200205277/1.
Datum uitspraak: 12 maart 2003
AFDELING
BESTUURSRECHTSPRAAK
Uitspraak op het hoger beroep van:
[appellanten], wonend te [woonplaats],
tegen de uitspraak van de rechtbank te 's-Hertogenbosch van 15 augustus 2002 in het geding tussen:
het college van burgemeester en wethouders van Eindhoven.
Bij besluit van 29 april 1999 heeft het college van burgemeester en wethouders van Eindhoven (hierna: het college) vergunning verleend voor het slopen van woningen, bergingen en een loods inclusief de gebouwrestanten aan de [locaties].
Bij besluiten van 17 januari 2001 heeft het college de daartegen door appellanten gemaakte bezwaren ongegrond verklaard.
Bij uitspraak van 15 augustus 2002, verzonden op 19 augustus 2002, heeft de rechtbank te 's-Hertogenbosch (hierna: de rechtbank) het daartegen door appellanten ingestelde beroep ongegrond verklaard. Deze uitspraak is aangehecht.
Tegen deze uitspraak hebben appellanten bij brief van 28 september 2002, bij de Raad van State ingekomen op 1 oktober 2002, hoger beroep ingesteld. Deze brief is aangehecht.
Bij brief van 29 november 2002 heeft het college een memorie van antwoord ingediend.
Na afloop van het vooronderzoek zijn nadere stukken ontvangen van appellanten. Deze zijn aan de andere partij toegezonden.
De zaak is door een meervoudige kamer van de Afdeling verwezen naar een enkelvoudige.
De Afdeling heeft de zaak ter zitting behandeld op 18 februari 2003, waar appellanten in persoon en het college, vertegenwoordigd door mr. F.H.L. Vossen, ambtenaar van de gemeente, zijn verschenen.
2.1. Ingevolge artikel 8.1.2, derde lid, aanhef, van de gemeentelijke bouwverordening wordt in de aanvraag (om sloopvergunning) gemotiveerd aangegeven of het te slopen bouwwerk asbest bevat.
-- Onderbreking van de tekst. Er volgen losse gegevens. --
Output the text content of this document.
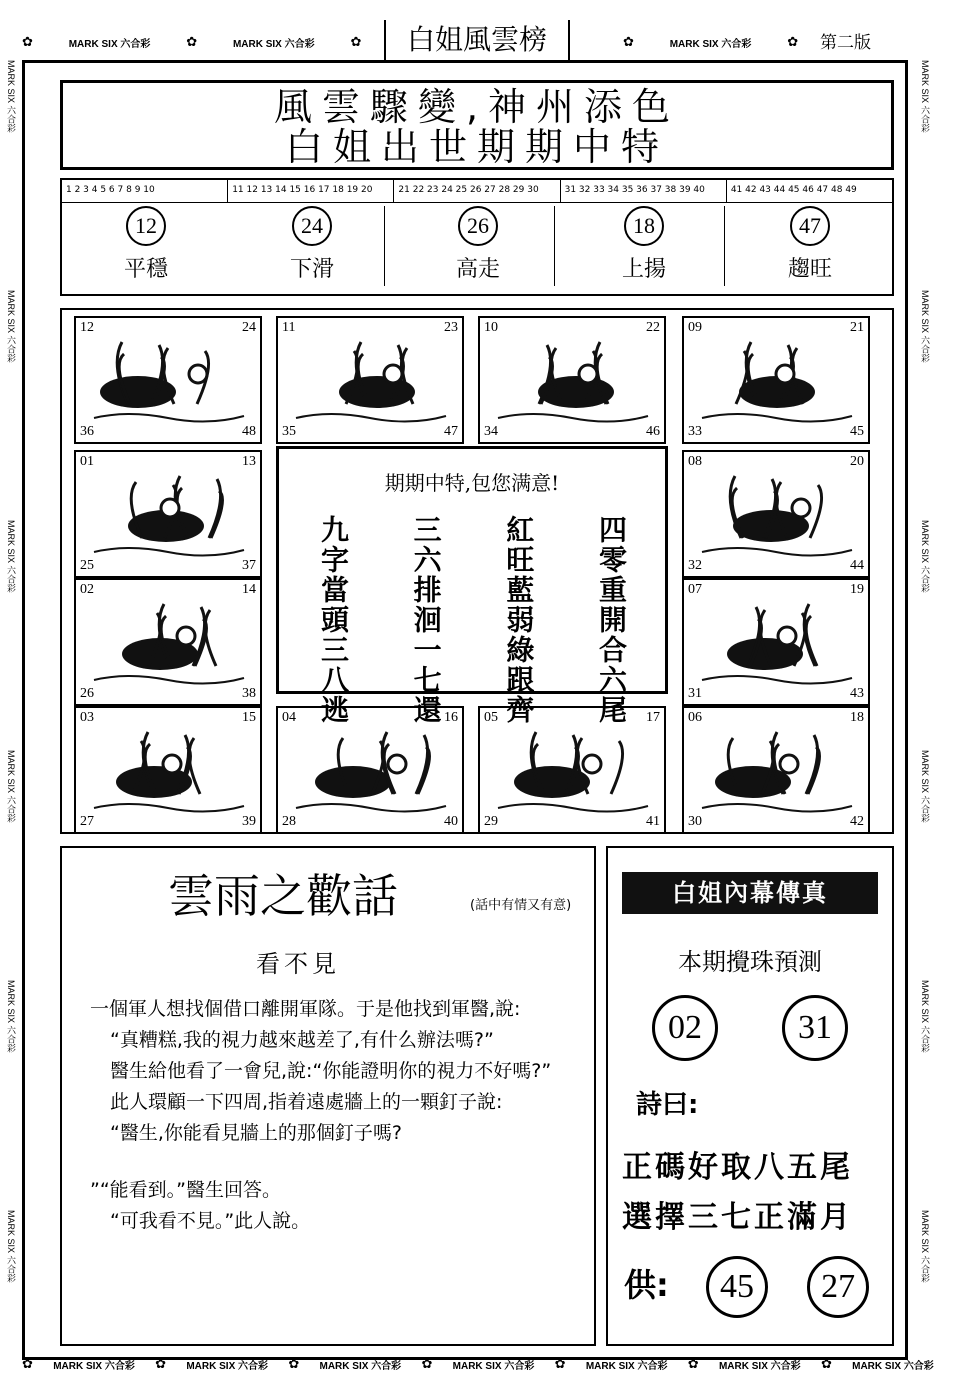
✿	MARK SIX 六合彩	✿	MARK SIX 六合彩	✿	✿	MARK SIX 六合彩	✿
✿ MARK SIX 六合彩 ✿ MARK SIX 六合彩 ✿ MARK SIX 六合彩 ✿ MARK SIX 六合彩 ✿ MARK SIX 六合彩 ✿ MARK SIX 六合彩 ✿ MARK SIX 六合彩
MARK SIX 六合彩
MARK SIX 六合彩
MARK SIX 六合彩
MARK SIX 六合彩
MARK SIX 六合彩
MARK SIX 六合彩
MARK SIX 六合彩
MARK SIX 六合彩
MARK SIX 六合彩
MARK SIX 六合彩
MARK SIX 六合彩
MARK SIX 六合彩
白姐風雲榜	第二版
風雲驟變,神州添色
白姐出世期期中特
1 2 3 4 5 6 7 8 9 10	11 12 13 14 15 16 17 18 19 20	21 22 23 24 25 26 27 28 29 30	31 32 33 34 35 36 37 38 39 40	41 42 43 44 45 46 47 48 49
12
平穩
24
下滑
26
高走
18
上揚
47
趨旺
12	24
36	48
11	23
35	47
10	22
34	46
09	21
33	45
01	13
25	37
08	20
32	44
02	14
26	38
07	19
31	43
03	15
27	39
04	16
28	40
05	17
29	41
06	18
30	42
期期中特,包您满意!
四零重開合六尾
紅旺藍弱綠跟齊
三六排洄一七還
九字當頭三八逃
雲雨之歡話	(話中有情又有意)
看不見

一個軍人想找個借口離開軍隊。于是他找到軍醫,說:

“真糟糕,我的視力越來越差了,有什么辦法嗎?”

醫生給他看了一會兒,說:“你能證明你的視力不好嗎?”

此人環顧一下四周,指着遠處牆上的一顆釘子說:

“醫生,你能看見牆上的那個釘子嗎?

”“能看到。”醫生回答。

“可我看不見。”此人說。

白姐內幕傳真
本期攪珠預測
02	31
詩曰:
正碼好取八五尾
選擇三七正滿月
供: 45 27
Het vierde lid luidt: “Indien vermoed wordt dat het bouwwerk asbest bevat, wordt met een onderzoeksrapport van een deskundig bedrijf aangetoond of dit vermoeden juist is, en zo ja, waar dit asbest zich bevindt. In plaats van een onderzoeksrapport van een deskundig bedrijf mag bij de aanvraag een van de volgende gegevens worden overgelegd, mits daaruit blijkt of asbest aanwezig is, en zo ja, waar dit asbest zich bevindt:
a. een asbestonderzoeksrapport als bedoeld in lid 3, onder b, zo nodig met bijbehorende verklaring;
b. in gevallen als genoemd in lid 3, onder f, een schriftelijke verklaring op grond van een visuele inspectie op basis van de checklist uit bijlage 8 van deze verordening; asbestverdachte materialen worden hierbij geacht asbest te bevatten, tenzij via een materiaalanalyse door een geaccrediteerd laboratorium of door de Inspectie Gezondheidsbescherming wordt aangetoond dat zij asbestvrij zijn;
c. een verklaring dat uitsluitend of hoofdzakelijk asbesthoudend materiaal wordt gesloopt;
In vergelijkbare situaties mogen, ter beoordeling van burgemeester en wethouders, andere gegevens worden verstrekt waaruit blijkt of asbest aanwezig is, en zo ja, waar dit asbest zich bevindt.”
Ingevolge artikel 8.1.4, eerste lid, beslissen burgemeester en wethouders over een aanvraag om sloopvergunning binnen dertien weken na de dag waarop de aanvraag is ontvangen. (…)
Ingevolge artikel 8.1.6, aanhef en onder f, moet een sloopvergunning worden geweigerd indien een onttrekkingsvergunning, samenvoegingsvergunning of splitsingsvergunning ingevolge de gemeentelijke Huisvestingsverordening is vereist en deze niet is verleend.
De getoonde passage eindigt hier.